Many in the housing industry believe that success in this market means meeting the needs of value-driven buyers. But the management team at John Laing Homes is challenging that by betting a rebound on the luxury buyers. The company's most recent move to capture more of these high-end home seekers is to add a bolt-on custom operation to its luxury brand.
The new business, called Custom Residences, falls within the realm of the company's Laing Luxury division and has a footprint limited to the coastal areas of California in Orange County and northern San Diego County. Craig Delahooke serves as director of the custom operation, working with Laing Luxury director of sales Jeff Golden to drive the new business venture. Delahooke has been the luxury division's landscape program manager since 2005.
The launch, while a move to generate revenue during the slow market, also reflects a push from parent company Emaar Properties to diversify the luxury brand. Already, Laing Luxury has branched out into several new product types. It ventured into podium building with its Icon at Playa Vista community and is in the process of completing a 21-story luxury tower in Beverly Hills for Emaar, which purchased the property last fall from Fifield Cos. for $95.8 million.
But whether Emaar's thrust toward higher price points will extend to John Laing's core production home operations is debatable. Recently-appointed chief executive Robert Booth, who replaced longtime CEO Larry Webb in May, has been tightlipped about his plans for the company. However, high-end is where the bulk of Emaar's residential real estate portfolio lies and supports the diversified company's mission to become a "global provider of premier lifestyles."

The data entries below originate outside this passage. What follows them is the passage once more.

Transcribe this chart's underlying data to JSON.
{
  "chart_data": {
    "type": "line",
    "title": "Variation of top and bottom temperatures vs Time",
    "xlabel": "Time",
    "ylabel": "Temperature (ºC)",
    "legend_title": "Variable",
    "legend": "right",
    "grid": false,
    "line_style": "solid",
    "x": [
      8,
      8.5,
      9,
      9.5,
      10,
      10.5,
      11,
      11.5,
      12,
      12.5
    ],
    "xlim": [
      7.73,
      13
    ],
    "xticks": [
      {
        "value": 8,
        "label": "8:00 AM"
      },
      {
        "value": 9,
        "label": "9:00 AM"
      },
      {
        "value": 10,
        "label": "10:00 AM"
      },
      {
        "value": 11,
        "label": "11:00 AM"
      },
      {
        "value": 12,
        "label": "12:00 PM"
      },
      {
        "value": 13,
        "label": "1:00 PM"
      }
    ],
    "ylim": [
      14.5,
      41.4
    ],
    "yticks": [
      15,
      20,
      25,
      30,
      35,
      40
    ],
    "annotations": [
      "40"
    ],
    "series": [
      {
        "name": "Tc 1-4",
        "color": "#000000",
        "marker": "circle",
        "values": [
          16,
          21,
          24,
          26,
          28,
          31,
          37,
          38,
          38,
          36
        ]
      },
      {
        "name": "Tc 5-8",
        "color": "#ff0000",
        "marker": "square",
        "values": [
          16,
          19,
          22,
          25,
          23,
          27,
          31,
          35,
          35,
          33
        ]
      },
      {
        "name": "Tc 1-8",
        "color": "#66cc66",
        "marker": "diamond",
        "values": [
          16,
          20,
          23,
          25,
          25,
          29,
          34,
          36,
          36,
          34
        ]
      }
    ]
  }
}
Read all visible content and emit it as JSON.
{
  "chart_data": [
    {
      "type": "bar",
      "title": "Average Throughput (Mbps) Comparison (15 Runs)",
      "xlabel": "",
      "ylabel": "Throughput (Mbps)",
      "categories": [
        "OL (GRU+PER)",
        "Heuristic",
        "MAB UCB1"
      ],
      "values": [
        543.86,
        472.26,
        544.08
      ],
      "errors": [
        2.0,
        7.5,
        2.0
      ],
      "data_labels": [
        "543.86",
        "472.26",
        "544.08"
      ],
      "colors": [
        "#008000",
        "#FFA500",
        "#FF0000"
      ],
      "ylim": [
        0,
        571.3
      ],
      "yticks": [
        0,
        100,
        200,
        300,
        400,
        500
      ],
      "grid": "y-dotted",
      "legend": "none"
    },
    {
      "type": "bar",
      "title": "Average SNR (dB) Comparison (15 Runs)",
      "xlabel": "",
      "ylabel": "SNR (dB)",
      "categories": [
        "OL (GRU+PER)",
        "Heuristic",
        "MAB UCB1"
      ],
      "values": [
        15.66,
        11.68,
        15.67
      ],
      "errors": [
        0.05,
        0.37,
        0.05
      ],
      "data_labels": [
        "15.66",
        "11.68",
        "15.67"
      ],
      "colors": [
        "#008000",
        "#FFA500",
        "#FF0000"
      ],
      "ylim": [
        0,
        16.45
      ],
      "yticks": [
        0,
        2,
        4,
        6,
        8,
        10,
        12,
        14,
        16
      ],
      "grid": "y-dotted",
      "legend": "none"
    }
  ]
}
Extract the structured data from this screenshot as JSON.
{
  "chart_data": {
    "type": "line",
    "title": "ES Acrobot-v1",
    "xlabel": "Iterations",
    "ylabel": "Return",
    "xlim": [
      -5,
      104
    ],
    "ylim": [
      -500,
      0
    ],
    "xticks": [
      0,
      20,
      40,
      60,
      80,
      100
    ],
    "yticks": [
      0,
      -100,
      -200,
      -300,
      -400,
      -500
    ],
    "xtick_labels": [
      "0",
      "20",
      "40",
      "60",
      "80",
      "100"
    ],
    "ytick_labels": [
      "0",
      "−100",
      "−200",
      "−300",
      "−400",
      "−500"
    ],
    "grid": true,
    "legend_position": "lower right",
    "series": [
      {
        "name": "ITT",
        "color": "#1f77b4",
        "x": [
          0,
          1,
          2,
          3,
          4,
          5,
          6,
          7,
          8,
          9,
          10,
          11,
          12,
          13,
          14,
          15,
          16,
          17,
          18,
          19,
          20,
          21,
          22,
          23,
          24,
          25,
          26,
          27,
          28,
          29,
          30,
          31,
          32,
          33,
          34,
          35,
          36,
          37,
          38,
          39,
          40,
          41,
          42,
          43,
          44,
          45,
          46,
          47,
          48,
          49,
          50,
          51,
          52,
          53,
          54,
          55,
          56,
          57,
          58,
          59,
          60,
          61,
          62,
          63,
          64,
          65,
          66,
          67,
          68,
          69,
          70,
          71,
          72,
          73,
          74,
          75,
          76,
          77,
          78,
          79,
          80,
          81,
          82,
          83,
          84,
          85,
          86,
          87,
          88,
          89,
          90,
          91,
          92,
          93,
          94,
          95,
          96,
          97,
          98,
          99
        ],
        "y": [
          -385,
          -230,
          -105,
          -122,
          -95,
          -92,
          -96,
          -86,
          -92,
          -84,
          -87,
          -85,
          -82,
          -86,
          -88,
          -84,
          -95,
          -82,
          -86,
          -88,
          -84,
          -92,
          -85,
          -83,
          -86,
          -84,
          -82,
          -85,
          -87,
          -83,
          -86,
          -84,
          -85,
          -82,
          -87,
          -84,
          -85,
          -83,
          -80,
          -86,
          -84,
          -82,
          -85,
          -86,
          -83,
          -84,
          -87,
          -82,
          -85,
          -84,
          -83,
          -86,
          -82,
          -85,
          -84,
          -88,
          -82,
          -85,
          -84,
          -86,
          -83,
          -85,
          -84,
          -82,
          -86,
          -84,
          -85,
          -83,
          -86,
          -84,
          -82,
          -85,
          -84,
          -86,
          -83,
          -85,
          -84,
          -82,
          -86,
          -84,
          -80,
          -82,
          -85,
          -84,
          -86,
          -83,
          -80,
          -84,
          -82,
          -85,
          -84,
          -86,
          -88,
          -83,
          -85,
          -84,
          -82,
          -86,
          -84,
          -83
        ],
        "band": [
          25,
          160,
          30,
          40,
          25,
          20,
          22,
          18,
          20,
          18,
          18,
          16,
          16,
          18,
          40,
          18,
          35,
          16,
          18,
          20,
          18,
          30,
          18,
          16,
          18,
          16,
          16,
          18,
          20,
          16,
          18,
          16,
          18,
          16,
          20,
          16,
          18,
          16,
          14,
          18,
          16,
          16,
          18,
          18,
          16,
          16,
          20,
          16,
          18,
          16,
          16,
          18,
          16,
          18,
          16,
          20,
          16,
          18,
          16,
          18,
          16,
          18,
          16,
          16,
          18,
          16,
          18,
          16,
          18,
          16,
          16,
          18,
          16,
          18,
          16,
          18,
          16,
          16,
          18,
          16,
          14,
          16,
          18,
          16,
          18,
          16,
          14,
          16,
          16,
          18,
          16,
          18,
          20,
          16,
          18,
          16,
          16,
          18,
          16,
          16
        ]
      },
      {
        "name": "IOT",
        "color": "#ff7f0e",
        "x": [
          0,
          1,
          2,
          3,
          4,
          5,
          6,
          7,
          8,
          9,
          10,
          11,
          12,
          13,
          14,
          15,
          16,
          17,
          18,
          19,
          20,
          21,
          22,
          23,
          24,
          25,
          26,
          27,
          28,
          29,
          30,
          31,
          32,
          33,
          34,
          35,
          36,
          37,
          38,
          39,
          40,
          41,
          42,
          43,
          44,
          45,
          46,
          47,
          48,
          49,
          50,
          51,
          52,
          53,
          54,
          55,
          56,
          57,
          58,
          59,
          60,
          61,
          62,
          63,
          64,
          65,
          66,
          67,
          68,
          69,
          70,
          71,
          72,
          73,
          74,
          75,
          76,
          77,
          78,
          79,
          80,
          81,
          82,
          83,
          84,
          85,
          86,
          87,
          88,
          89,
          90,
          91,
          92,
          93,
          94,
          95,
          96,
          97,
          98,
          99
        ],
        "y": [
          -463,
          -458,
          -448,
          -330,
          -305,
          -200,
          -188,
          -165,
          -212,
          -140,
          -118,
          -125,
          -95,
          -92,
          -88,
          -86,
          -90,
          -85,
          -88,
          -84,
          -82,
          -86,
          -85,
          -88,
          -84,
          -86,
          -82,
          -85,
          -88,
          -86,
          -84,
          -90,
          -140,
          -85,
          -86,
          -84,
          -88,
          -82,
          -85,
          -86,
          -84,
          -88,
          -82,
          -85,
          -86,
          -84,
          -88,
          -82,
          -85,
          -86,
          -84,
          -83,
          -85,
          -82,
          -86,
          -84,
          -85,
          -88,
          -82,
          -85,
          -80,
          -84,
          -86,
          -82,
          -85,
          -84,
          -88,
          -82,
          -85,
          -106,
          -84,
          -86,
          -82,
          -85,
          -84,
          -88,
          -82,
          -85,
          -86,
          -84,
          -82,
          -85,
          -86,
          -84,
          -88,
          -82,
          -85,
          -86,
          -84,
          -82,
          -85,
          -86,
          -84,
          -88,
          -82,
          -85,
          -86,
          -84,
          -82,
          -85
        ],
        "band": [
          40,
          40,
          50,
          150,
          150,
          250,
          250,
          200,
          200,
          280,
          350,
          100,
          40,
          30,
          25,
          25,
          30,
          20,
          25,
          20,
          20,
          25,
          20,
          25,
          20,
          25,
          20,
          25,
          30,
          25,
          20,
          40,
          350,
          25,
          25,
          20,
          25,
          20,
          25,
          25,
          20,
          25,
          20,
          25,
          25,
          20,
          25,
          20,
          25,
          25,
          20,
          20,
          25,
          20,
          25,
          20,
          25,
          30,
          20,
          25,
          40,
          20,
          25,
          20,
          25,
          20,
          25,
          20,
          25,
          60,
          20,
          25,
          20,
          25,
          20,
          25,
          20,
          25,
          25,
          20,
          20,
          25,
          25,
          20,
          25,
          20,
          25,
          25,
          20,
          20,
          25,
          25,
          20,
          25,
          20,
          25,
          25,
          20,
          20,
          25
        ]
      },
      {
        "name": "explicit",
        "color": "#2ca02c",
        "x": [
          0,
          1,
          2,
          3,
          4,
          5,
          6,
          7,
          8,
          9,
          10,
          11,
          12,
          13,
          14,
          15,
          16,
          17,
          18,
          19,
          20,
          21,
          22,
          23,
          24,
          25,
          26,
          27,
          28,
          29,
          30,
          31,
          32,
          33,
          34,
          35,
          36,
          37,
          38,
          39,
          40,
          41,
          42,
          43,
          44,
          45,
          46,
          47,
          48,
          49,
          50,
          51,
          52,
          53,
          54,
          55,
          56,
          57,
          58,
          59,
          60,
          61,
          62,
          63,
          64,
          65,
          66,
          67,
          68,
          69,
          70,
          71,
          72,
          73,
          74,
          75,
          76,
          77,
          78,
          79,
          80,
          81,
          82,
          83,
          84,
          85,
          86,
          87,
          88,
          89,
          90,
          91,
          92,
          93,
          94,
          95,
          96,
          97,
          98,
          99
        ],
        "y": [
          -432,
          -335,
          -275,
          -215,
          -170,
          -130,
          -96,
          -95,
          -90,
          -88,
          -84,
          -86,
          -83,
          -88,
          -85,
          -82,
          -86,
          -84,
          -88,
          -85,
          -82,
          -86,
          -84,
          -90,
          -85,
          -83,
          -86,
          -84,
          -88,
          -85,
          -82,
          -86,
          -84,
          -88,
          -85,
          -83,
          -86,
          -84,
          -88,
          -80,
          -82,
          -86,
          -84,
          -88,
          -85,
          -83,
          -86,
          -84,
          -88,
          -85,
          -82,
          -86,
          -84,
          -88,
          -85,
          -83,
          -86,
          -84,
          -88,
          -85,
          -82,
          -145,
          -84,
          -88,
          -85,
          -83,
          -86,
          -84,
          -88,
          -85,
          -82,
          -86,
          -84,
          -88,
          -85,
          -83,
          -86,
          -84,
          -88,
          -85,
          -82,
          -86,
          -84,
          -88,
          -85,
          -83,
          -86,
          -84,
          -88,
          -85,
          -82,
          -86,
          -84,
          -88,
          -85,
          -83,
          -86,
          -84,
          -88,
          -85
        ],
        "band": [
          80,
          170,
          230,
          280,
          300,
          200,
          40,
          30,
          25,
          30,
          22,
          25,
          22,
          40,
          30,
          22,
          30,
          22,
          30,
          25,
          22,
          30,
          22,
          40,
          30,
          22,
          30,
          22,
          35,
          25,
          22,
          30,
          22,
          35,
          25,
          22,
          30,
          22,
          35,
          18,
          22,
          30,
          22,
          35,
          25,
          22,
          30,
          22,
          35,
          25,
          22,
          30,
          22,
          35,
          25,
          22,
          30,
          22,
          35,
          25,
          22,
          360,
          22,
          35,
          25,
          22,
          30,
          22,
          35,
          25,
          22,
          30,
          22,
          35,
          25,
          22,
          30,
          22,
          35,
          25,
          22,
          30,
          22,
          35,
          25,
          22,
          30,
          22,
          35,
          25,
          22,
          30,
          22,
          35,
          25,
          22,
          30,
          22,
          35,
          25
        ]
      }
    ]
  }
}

However, Delahooke said that the custom-home program was a new business idea that had been kicked around for years. People often approached the semi-custom luxury division, requesting a custom home. But the high-velocity times of old prevented the division from pursuing it; semi-custom buyers were too plentiful and production schedules too taxed to add a custom building component to the business.
But all that started to change about a year ago when one particular Laing Luxury buyer wanted a pool house. Delahooke worked on the project, which started out as a reasonably sized detached pool house and grew to an attached 10,000-square-foot pool house with subterranean access. Then another buyer bought an inventory home and wanted to do an extensive custom conversion of the interior.
Delahooke stressed that the company is not headed into the remodeling market but said that the complexity of the two projects helped the custom home building program gain traction. "The only difference between what we are doing now and custom was that the client owns the property, decides the architecture, and drives the schedule," he said.
Because there's overlap between the custom and semi-custom businesses--the two share design, building, and trade partners--the company gains access to additional revenue streams without adding operational costs while buyers get a turn-key custom home experience.
And these days, corporate has a tight focus on streamlining the company. Recently, executive management restructured some of its divisions, consolidating divisions in California and Colorado. According to company sources, operations in the Central Valley, Sacramento, and the San Francisco Bay Area have been combined under the Northern California division mantle while four divisions--Inland Empire, Los Angeles-Ventura, Orange County, and San Diego--have been consolidated into a single Southern California division, headed by former Southern California regional president Steve Kabel.
"Everyone has closed a division or two in Southern California," said Peter Dennehy, a senior vice president with Sullivan Group, a real estate advisory firm.
The restructuring aims to reduce redundancy, which translates to layoffs on the local level. For example, the newly-merged Colorado division, to be headquartered in Denver, counts little more than 20 staffers total, according to local sources familiar with the restructuring. Roughly half were with the Denver operation while the other half came from Colorado Springs.
A final tally on the exact number of employees laid off as a result of the restructuring is currently unavailable; Big Builder's requests for an interview with Booth were declined.